Our Hard Lewy Body Dementia and Parkinson Disease journey #82

 

Ok...I am not so emotional today. This disease is hard. For two weeks we were doing so good almost to the point that I sometimes forgot it was there. This week. I have been slapped around. Not by someone but by issues. This disease is an emotional one...ups and downs. Today hubby is angry. Angry about everything and everyone. His leg is bad and he is experiencing the rigidity of the Parkinson disease. Real stiff walk...can't bend knee. So he is angry. He can't walk but I wanted to run to the store to get out of the house and he wanted to go....was angry because I said "no". I want to go alone. Alone...does not exist anymore.....I am not sure which would be worse....hubby passing away suddenly or me watching him pass away little by little. Things changing little by little. Yes, this is a hard disease....and when it's your hubby...it is right in your face all the time.

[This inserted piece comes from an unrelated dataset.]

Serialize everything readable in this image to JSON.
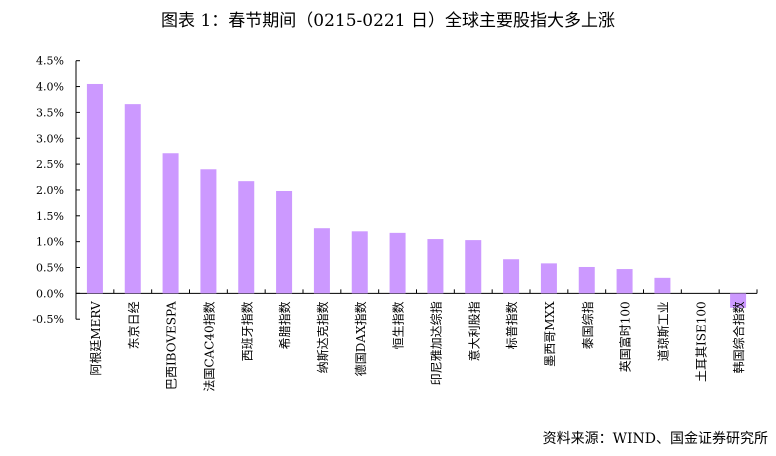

Good thing most of the time hubby doesn't even know anything's wrong. He can't tell the difference. Me somedays I feel like I have the same disease.....then daughter Valerie calls and wants to slap me silly and tells me to get with it. I don't know what I would do without all you friends...you all are my support group....I need each one of you. It's not hubby's fault. He didn't ask for this but it's the journey that he has to walk,....it's me who fails....I am not as strong as most of you think....I get emotional....but if this is how we are to go...I will square my shoulders, raise my chin ...seek the Lord and walk on.....have to hubby needs me.